Zipnet - a neural image codec entirely in your browser!

Try it out with your own image. A trained neural network will find an efficient encoding for your image and you can then download it. The encoding will be lossy (similar to JPEG - but it often looks more natural to the eye). You can then re-upload the encoded image to see the reconstruction. And the best thing about it – this algorithm runs entirely in your browser. No servers or anything involved! You can try it out below. If you need additional instructions or want explanations on what you see refer to the Detailed usage.

Encoding Image

Choose a .png image you want to encode (max size 256x256).

Decoding Image

Upload a Zipnet encoded image. The file should be called something like "zipnet-enc-<timestamp>.bin".

Additional information

Detailed usage

Encoding

The website contains two sections. One for encoding and one for decoding. Under Encoding Image, you can encode an image by selecting the Choose File button. A file dialog should pop up. There, you can select your image file. We only accept .png, as this is the most widespread format that is not encoded in a lossy form. Due to speed reasons, we strongly recommend uploads of a maximum size of 256x256. You can however upload larger files – proceed with caution!
We also note that Zipnet works best with images of naturally occuring scenes (landscapes, objects, faces, animals...) as opposed to artificial images (screenshots, certain kinds of drawings...). This is simply due to the data it was trained on. We encourage you to try different images to gauge the effect!

Uploading the image puts a preview of the image below the Choose File button.
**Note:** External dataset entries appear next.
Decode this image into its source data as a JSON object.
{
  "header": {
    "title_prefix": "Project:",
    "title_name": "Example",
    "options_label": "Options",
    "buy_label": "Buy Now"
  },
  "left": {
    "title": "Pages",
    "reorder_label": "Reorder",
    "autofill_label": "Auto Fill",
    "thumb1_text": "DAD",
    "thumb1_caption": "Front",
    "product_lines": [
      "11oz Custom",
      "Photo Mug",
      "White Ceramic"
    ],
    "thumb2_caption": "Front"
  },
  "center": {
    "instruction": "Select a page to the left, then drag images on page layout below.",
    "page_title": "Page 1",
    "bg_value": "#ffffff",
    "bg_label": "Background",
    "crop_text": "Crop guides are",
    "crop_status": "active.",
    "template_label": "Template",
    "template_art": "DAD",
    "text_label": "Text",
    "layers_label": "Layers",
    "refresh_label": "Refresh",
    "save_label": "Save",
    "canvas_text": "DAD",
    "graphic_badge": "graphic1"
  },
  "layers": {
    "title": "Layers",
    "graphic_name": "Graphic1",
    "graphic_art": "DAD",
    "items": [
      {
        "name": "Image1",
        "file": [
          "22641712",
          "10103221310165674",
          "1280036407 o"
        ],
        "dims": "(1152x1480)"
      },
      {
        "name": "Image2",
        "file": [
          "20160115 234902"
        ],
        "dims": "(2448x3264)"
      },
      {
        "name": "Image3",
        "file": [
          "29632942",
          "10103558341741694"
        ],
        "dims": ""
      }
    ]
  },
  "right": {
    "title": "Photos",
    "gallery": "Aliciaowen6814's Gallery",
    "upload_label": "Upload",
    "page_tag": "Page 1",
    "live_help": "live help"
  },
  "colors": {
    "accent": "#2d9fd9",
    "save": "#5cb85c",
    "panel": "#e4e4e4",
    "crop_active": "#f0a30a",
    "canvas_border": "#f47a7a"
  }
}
This is still your original image, not the encoded one. To start the encoding process, click Get Encoded.

After the encoding process is finished (which should take a second) a file download will be prompted. The file's default name should look something like "zipnet-enc-<timestamp>.bin". You can however save it as you want. Additionally, some stats about the process are displayed below the Get Encoded button. You can see the previous size and the size of the encoded representation (in bytes). After the encoded size, a percentage value denotes how big the file size is in relation to the original image. Additionally, we report the bits per pixel (bpp) value. This indicates how many bits the encoded representation takes up per pixel of the original image (completely uncompressed equals 24 bpp for RGB8 color images).

Decoding

With the encoded file, we can start the decoding process. For this, click the Choose File button in the decoding section. This will prompt you to upload the encoded file. After choosing the file, the decoding process will immediately start. Don't worry, this can take some time (around 10-15 seconds). After the process has finished, you will see a preview of the decoded image below the Choose File button. As we apply a pretty aggressive lossy compression scheme, this will result in a loss of quality compare to the original. After the process has finished, you can download the decoded image with the Get Decoded button.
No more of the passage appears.